Imaging Supernova¶

In this notebook, we will image a distant supernova event around the date of maximum magnitude. To fetch data, we will use the astroquery python package, particularly the CADC module, which queries data provided by the Canadian Astronomical Data Centre.

To launch this notebook interactively, click the Binder button.

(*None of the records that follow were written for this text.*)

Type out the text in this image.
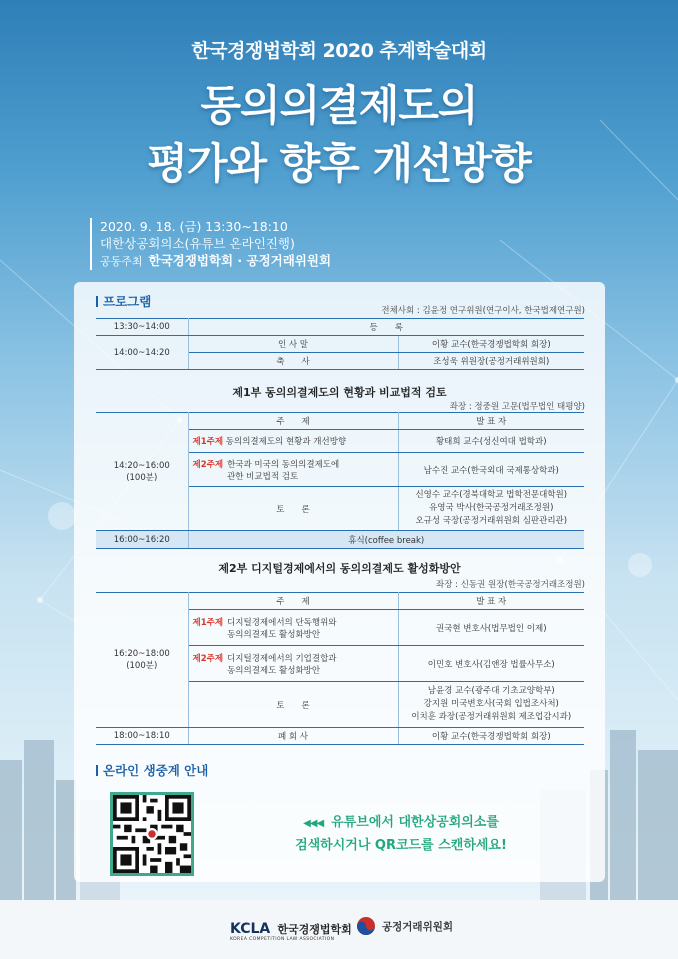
한국경쟁법학회 2020 추계학술대회
동의의결제도의
평가와 향후 개선방향
2020. 9. 18. (금) 13:30~18:10
대한상공회의소(유튜브 온라인진행)
공동주최 한국경쟁법학회 · 공정거래위원회
프로그램
전체사회 : 김윤정 연구위원(연구이사, 한국법제연구원)
13:30~14:00	등　　록	
14:00~14:20	인 사 말	이황 교수(한국경쟁법학회 회장)
	축　　사	조성욱 위원장(공정거래위원회)
제1부 동의의결제도의 현황과 비교법적 검토
좌장 : 정중원 고문(법무법인 태평양)
14:20~16:00
(100분)
	주　　제	발 표 자
제1주제 동의의결제도의 현황과 개선방향	황태희 교수(성신여대 법학과)

제2주제	한국과 미국의 동의의결제도에
관한 비교법적 검토
	남수진 교수(한국외대 국제통상학과)
토　　론	
신영수 교수(경북대학교 법학전문대학원)
유영국 박사(한국공정거래조정원)
오규성 국장(공정거래위원회 심판관리관)

16:00~16:20	휴식(coffee break)
제2부 디지털경제에서의 동의의결제도 활성화방안
좌장 : 신동권 원장(한국공정거래조정원)
16:20~18:00
(100분)
	주　　제	발 표 자

제1주제	디지털경제에서의 단독행위와
동의의결제도 활성화방안
	권국현 변호사(법무법인 이제)

제2주제	디지털경제에서의 기업결합과
동의의결제도 활성화방안
	이민호 변호사(김앤장 법률사무소)
토　　론	
남윤경 교수(광주대 기초교양학부)
강지원 미국변호사(국회 입법조사처)
이치훈 과장(공정거래위원회 제조업감시과)

18:00~18:10	폐 회 사	이황 교수(한국경쟁법학회 회장)
온라인 생중계 안내
◀◀◀ 유튜브에서 대한상공회의소를
검색하시거나 QR코드를 스캔하세요!
KCLA 한국경쟁법학회
KOREA COMPETITION LAW ASSOCIATION
공정거래위원회
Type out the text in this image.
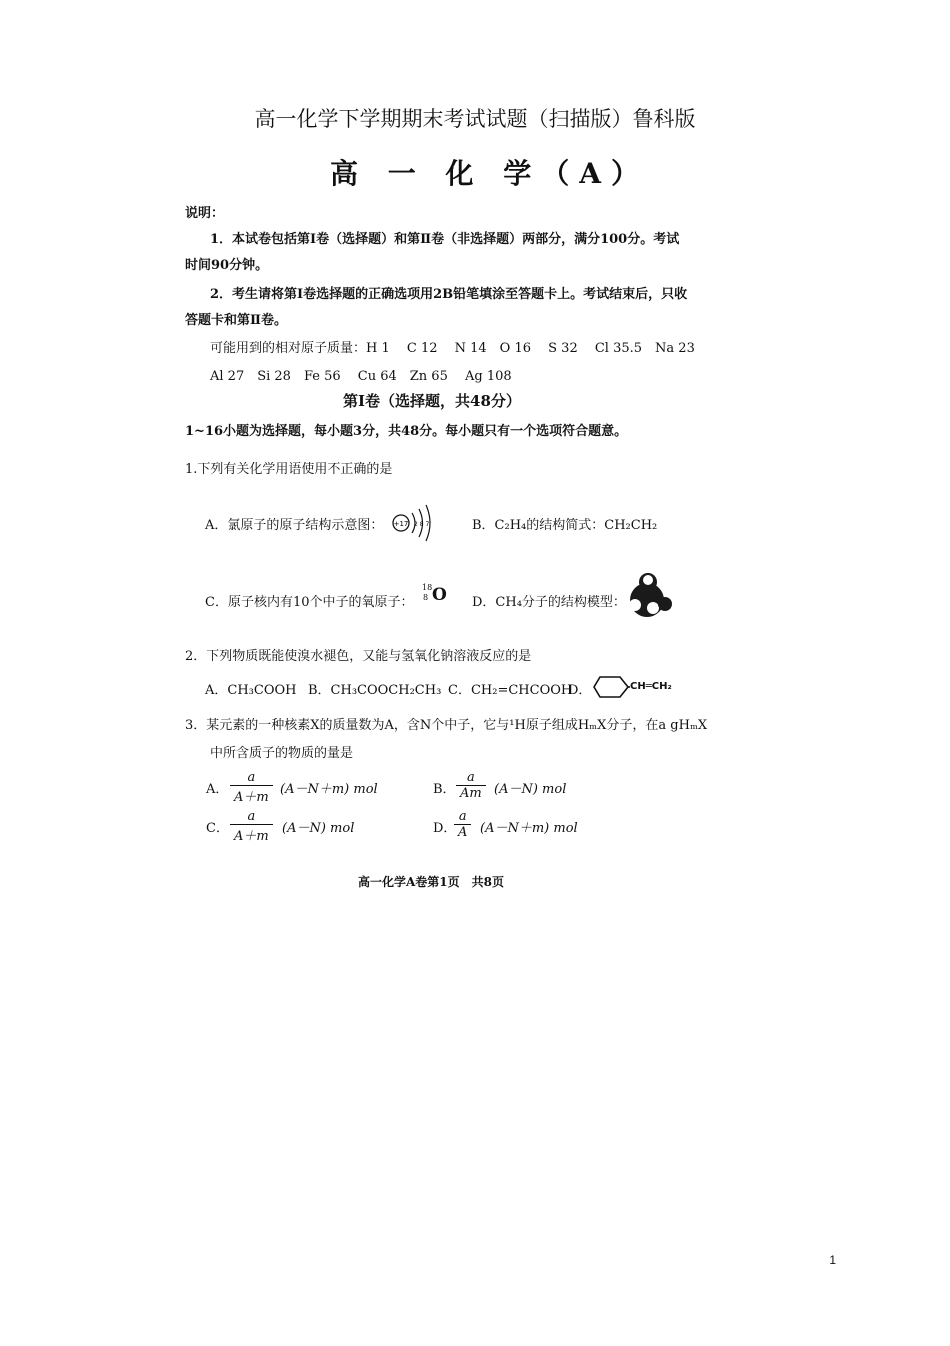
高一化学下学期期末考试试题（扫描版）鲁科版
高 一 化 学（A）
说明：
1．本试卷包括第Ⅰ卷（选择题）和第Ⅱ卷（非选择题）两部分，满分100分。考试
时间90分钟。
2．考生请将第Ⅰ卷选择题的正确选项用2B铅笔填涂至答题卡上。考试结束后，只收
答题卡和第Ⅱ卷。
可能用到的相对原子质量：H 1　 C 12　 N 14　O 16　 S 32　 Cl 35.5　Na 23
Al 27　Si 28　Fe 56　 Cu 64　Zn 65　 Ag 108
第Ⅰ卷（选择题，共48分）
1~16小题为选择题，每小题3分，共48分。每小题只有一个选项符合题意。
1.下列有关化学用语使用不正确的是
A．氯原子的原子结构示意图： +17 2 8 7	B．C₂H₄的结构简式：CH₂CH₂
C．原子核内有10个中子的氧原子：
18
8 O D．CH₄分子的结构模型：
2．下列物质既能使溴水褪色，又能与氢氧化钠溶液反应的是
A．CH₃COOH B．CH₃COOCH₂CH₃ C．CH₂=CHCOOH
D．	CH═CH₂
3．某元素的一种核素X的质量数为A，含N个中子，它与¹H原子组成HₘX分子，在a gHₘX
中所含质子的物质的量是
A． $\frac{a}{A+m} (A-N+m)$ mol	B． $\frac{a}{Am} (A-N)$ mol
C． $\frac{a}{A+m} (A-N)$ mol	D．
$\frac{a}{A} (A-N+m)$ mol
高一化学A卷第1页　共8页
1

Warning: Binder instances have limited computational resources. A notebook will shutdown after 10 minutes of inactivity and has a maximum of 2 GB of RAM. Additionally, each repository has a maximum of 100 simultaneous users.

Table of Contents¶

1. Introduction
2. Setup
- 2.1 Using pip
- 2.2 From source
3. Querying
- 3.1 Find suitable targets
- 3.2 Using ADQL
4. Fetching Data
- 4.1 Retrieving Data with astropy.io
5. Plotting Results

1. Introduction¶

The Open Supernova Catalog is an open data collection of supernova and their parameters, such as position, redshifts, and light-curve shape. This tutorial will query the catalog for supernova with a redshift between 0.2 and 0.3. After selecting a supernova target, we will query the CADC database for the target, then display some images.

2. Setup¶

This tutorial will go through some of the basic functionalities of the CADC module in the astroquery package. The module can be installed in two ways:

2.1 Using pip¶

The CADC module is only available with the 'bleeding edge' master version of the astroquery module, and can be installed using the command:

    pip install https://github.com/astropy/astroquery/archive/master.zip

2.2 From source¶

Alternatively, you can clone and install from the source:

    # If you have a github account:
    git clone git@github.com:astropy/astroquery.git
    # If you do not:
    git clone https://github.com/astropy/astroquery.git
    cd astroquery
    python setup.py install

Note that these commands can also be done in a Jupyter notebook by either declaring the code cell a bash cell by pasting %%bash at the top of the cell, or preceding each line with a !. More information about astroquery can be found at the astroquery github repository.

3. Querying¶

3.1 Find suitable targets¶

For this tutorial, we want to display type Ia supernova and their host galaxy in the CFHT Legacy Survey field. To find a suitable supernova, we can query the Open Supernova Catalog then refine the results to get a list of supernova with claimedtype of Ia and redshift between 0.2 and 0.3 that are part of the Supernova Legacy Survey (SNLS) where the discoverdate is before the maxdate so we can see the supernova before maximum light. The Open Supernova Catalog API was used to build the catalog query.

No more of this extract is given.